Bermondsey Abbey was founded in 1082 by Alwinus Child, and within a decade had become a Cluniac priory through the arrival of four French monks from La Charité-sur-Loire. The land to its south and east — the ground on which Grange Walk now runs — was all open farmland worked by the monks and their tenants. Rents and tithes paid in grain were stored in barns here, and the abbey also owned corn mills for grinding flour. The east gatehouse, whose remains survive in numbers 5–7, was the functional entrance through which labourers and wagons passed daily.
1082
Abbey Founded
Alwinus Child founds a monastery at Bermondsey; four Cluniac monks arrive from France in 1089, establishing the priory.
1487
Royal Resident
Elizabeth Woodville, widow of Edward IV and mother of the Princes in the Tower, commences her residence at Bermondsey Abbey in February.
1536
Dissolution
Henry VIII dissolves Bermondsey Abbey. The site is granted to Robert Southwell in 1541; the farmland begins its long transition to streets.
c. 1700
Queen Anne Houses
Late 17th- and early 18th-century houses built along Grange Walk, incorporating the medieval stone gatehouse into numbers 5, 6, and 7.
c. 1760
Gate Demolished
The east gate of the monastery in Grange Walk is taken down, but the iron hooks on which the gates hung remain embedded in the wall.
1830s
Girls’ Charity School
The Bermondsey United Charity School for Girls opens at 15 Grange Walk; its stone inscription is still visible at the corner of Grigg’s Place.
1873
Walton’s Account
Edward Walton describes the road as running from monastery pasture-ground to Grange Farm and onward to the Neckinger, flanked by tan-yards.
Did You Know?
Elizabeth Woodville — mother of the “Princes in the Tower” and of Elizabeth of York, who became Henry VII’s queen — spent the last five years of her life at Bermondsey Abbey, dying there on 8 June 1492. The abbey whose east gate still stands in Grange Walk was her final home.

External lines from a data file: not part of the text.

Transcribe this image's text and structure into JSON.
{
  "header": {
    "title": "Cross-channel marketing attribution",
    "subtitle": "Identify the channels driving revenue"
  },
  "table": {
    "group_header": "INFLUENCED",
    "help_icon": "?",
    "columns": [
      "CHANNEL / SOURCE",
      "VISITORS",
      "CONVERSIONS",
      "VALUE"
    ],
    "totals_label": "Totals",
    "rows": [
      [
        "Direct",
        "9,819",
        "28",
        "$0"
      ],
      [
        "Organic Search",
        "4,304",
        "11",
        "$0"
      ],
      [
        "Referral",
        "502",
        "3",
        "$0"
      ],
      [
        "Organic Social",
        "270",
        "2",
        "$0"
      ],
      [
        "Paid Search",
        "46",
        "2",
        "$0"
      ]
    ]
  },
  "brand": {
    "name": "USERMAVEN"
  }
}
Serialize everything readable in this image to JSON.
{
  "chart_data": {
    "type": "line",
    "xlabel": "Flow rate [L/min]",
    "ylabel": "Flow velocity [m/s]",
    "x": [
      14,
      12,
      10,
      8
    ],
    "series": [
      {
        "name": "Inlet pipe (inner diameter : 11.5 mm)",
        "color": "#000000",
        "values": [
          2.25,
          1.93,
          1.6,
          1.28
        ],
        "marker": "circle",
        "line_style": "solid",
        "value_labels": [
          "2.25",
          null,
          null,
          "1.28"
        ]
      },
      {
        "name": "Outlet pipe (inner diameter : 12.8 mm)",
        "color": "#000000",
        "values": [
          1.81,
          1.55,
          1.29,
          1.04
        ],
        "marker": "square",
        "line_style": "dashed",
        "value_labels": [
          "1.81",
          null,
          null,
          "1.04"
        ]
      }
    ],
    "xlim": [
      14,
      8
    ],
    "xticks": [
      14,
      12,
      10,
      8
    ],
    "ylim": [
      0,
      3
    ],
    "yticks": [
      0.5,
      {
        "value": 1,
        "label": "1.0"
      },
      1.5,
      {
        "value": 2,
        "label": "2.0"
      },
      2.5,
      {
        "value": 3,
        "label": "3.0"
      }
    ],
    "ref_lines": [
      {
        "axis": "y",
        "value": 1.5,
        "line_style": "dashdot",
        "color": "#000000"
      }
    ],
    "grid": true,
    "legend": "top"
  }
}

After the dissolution, the land passed through several hands before Bermondsey began its transformation from monastic estate to industrial suburb. By the 18th century, the area to the south and east of the former abbey was still largely open farmland; an illustration from 1812 shows a large farmhouse here owned in the late 18th century by the Rolls family. When the Victorian expansion came, it came hard. Writing in 1873, Edward Walton described the south side of Grange Road as characterised by tan-yards — “another of the numerous branches of trade arising out of the leather manufacture, which gives to Bermondsey so many of its characteristics.”
The leather trade had long shaped this part of Bermondsey. The proximity of the River Neckinger — the ancient watercourse that Grange Walk originally extended to — made the area ideal for tanning, which required large quantities of water. SE1 Direct notes the wider neighbourhood’s enduring identity as a working industrial district, with the transition from monastery pasture to leather manufacture playing out most visibly along the length of Grange Walk itself.